A G20 plan to give debt relief to poor countries during the pandemic has fallen far short of expectations, with low-income borrowers deferring less than a quarter of the repayments they owed, a report has found.
Private creditors deferred repayments worth just 0.2 per cent of what they were owed in the 14 months to June this year, according to a study to be published on Wednesday by the Jubilee Debt Campaign, seen by the Financial Times. More than half of the relief that was granted came from China.
The 46 countries that applied for the G20 initiative, known as the DSSI, made debt repayments of $36.4bn between May 2020 and June 2021, with just $10.3bn of repayments pushed into the future and only $600m written off. Another 27 low-income countries were eligible for the scheme, operated by the G20 in collaboration with the IMF, the World Bank and the Paris Club of official bilateral creditors. But they declined to take part.
At the same time, the debts of those countries continued to pile up as they borrowed to deal with the pandemic. World Bank data released this week shows that the 73 countries eligible for the DSSI borrowed an additional $90bn during 2020, bringing their total debt to $860bn at the end of the year.
David Malpass, president of the World Bank, said the build up in debt was part of a “tragic reversal in development across many dimensions” brought on by the pandemic. “My concern is that there is not a process to deal with the amount of debt,” he said.

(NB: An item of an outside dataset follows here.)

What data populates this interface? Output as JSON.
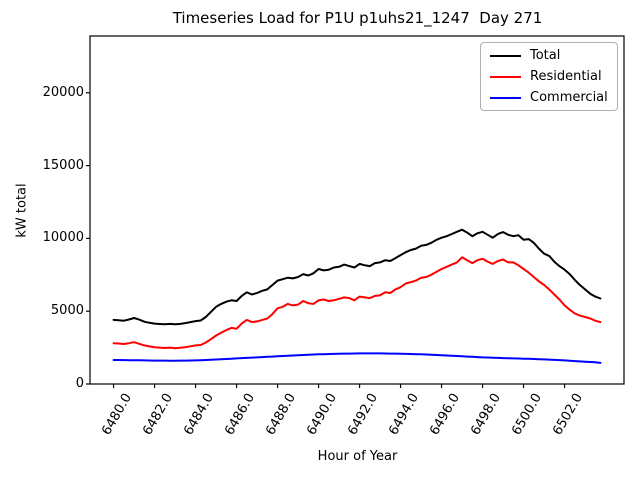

Separate data from the United Nations Conference on Trade and Development (Unctad) shows that developing countries overall took on an additional $500bn of debt last year, bringing the total to $11.3tn.
“The DSSI is just a tiny drop in the sea of external debt in developing countries,” said Stephanie Blankenburg, Unctad’s head of debt and development finance. “Way too little is being done, too slowly to address the structural factors that lead to rising debt burdens in developing countries.”
The 46 countries taking part in the DSSI repaid $11bn to bilateral lenders — foreign governments and their development agencies — and suspended payments totalling $10.3bn, or 48 per cent of the amount due, according to Jubilee’s analysis of World Bank data.
The IMF cancelled repayments of $600m but the debtor countries made other repayments on multilateral loans — from the IMF, the World Bank and other development banks — of $10.4bn during the period.
The biggest total payments went to private creditors — commercial banks, commodity traders and bondholders — which received $14.9bn, with just $24m suspended, or 0.2 per cent of the amount due.
“The failure to make banks, hedge funds and oil traders take part in the G20’s flagship debt-suspension scheme has made a mockery of this initiative,” said Tim Jones, head of policy at the Jubilee Debt Campaign. “[The] scheme has effectively become a bailout programme for private lenders.”
The G20 initiative began in May last year and runs until the end of this year, having been twice extended. It will be replaced by a G20 “common framework” on debt treatment, under which countries facing debt distress will agree workouts with bilateral creditors. They will then be obliged to seek comparable terms from multilateral and private sector creditors.
So far, only Chad, Ethiopia and Zambia have signed up to take part.